Obligations brought my family back to France and before I realized it, we were in a new house with a white fence, in the white neighborhood of a big metropole. Then came my first day as a freshman, in my new high school where 99% of the student body is white; I look around and realized how sad I was. I had never been this lost in my entire life; not even on my first dance recital in Vietnam, performing the "Mua Non La" -The Hat Dance-, not even in the desert of Morocco.

As a matter of fact, I might an eighteen years old white girl, living in the suburbs of a big city and from an middle-class family, it doesn't define who I am; I can't identify to one and only culture when my life and childhood has been full of ethnic diversity. My identity comes from littles pieces of life I collected along the road and made me become the grown-up I am today. Strenght lies in differences, not in similarities and my experience taught me that the best contribution you could give your community is to be yourself.

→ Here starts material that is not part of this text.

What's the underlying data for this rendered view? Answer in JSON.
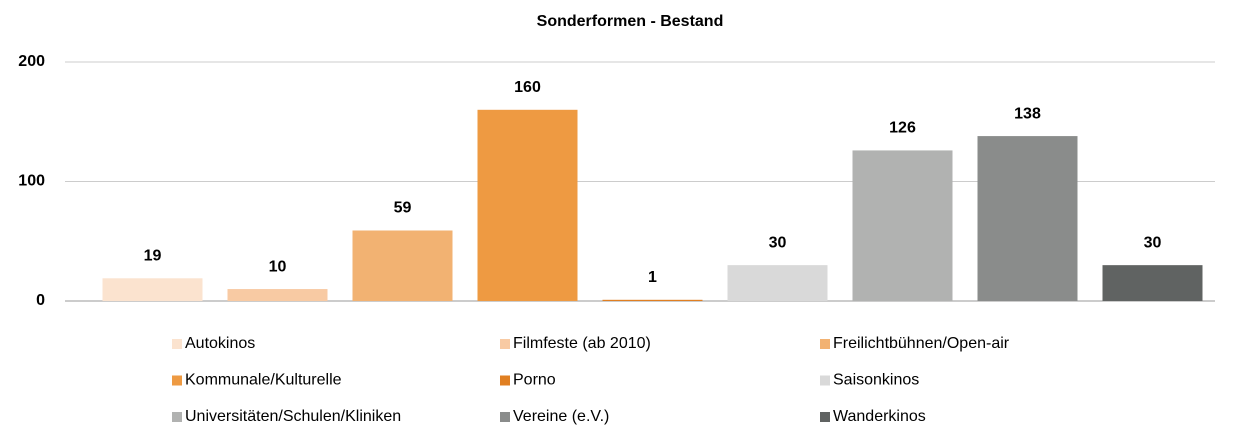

I never understood its importance until I had to live with people different from me but today, I give diversity a great value in my life because it helps me understand the real world, not just the neighborhood I live in; it gives me greater respect for those who have different beliefs and cultures.

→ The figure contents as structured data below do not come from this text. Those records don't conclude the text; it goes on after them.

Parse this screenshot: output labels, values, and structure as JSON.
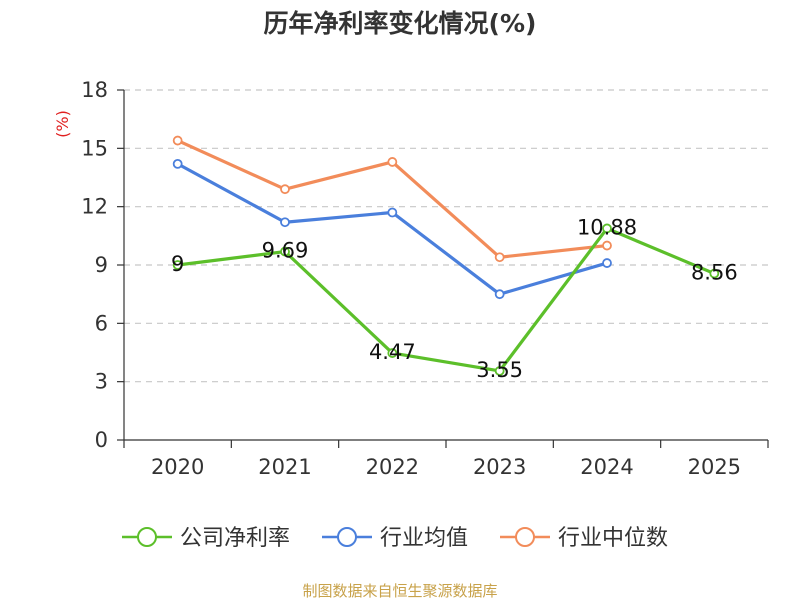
{
  "title": "历年净利率变化情况(%)",
  "footer": "制图数据来自恒生聚源数据库",
  "chart_data": {
    "type": "line",
    "title": "历年净利率变化情况(%)",
    "ylabel": "(%)",
    "xlabel": "",
    "categories": [
      "2020",
      "2021",
      "2022",
      "2023",
      "2024",
      "2025"
    ],
    "ylim": [
      0,
      18
    ],
    "yticks": [
      0,
      3,
      6,
      9,
      12,
      15,
      18
    ],
    "grid": "horizontal-dashed",
    "legend_position": "bottom",
    "series": [
      {
        "name": "公司净利率",
        "color": "#5cbf2a",
        "values": [
          9,
          9.69,
          4.47,
          3.55,
          10.88,
          8.56
        ],
        "labels": [
          "9",
          "9.69",
          "4.47",
          "3.55",
          "10.88",
          "8.56"
        ]
      },
      {
        "name": "行业均值",
        "color": "#4a7fdc",
        "values": [
          14.2,
          11.2,
          11.7,
          7.5,
          9.1,
          null
        ]
      },
      {
        "name": "行业中位数",
        "color": "#f28c5a",
        "values": [
          15.4,
          12.9,
          14.3,
          9.4,
          10.0,
          null
        ]
      }
    ]
  }
}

As it is always a thrive to experience a part of a new culture and share my own, I am looking forward to meet students from a wide range of backgrounds and learn about their diversity.

My experiences pushed me towards my aspirations for my future and I know your university is the place where my opinions and ideas can flourish and lead to real motivations for a change. I would love to become a part of your community while adding to its diversity of mind and contribute to make this world a better place.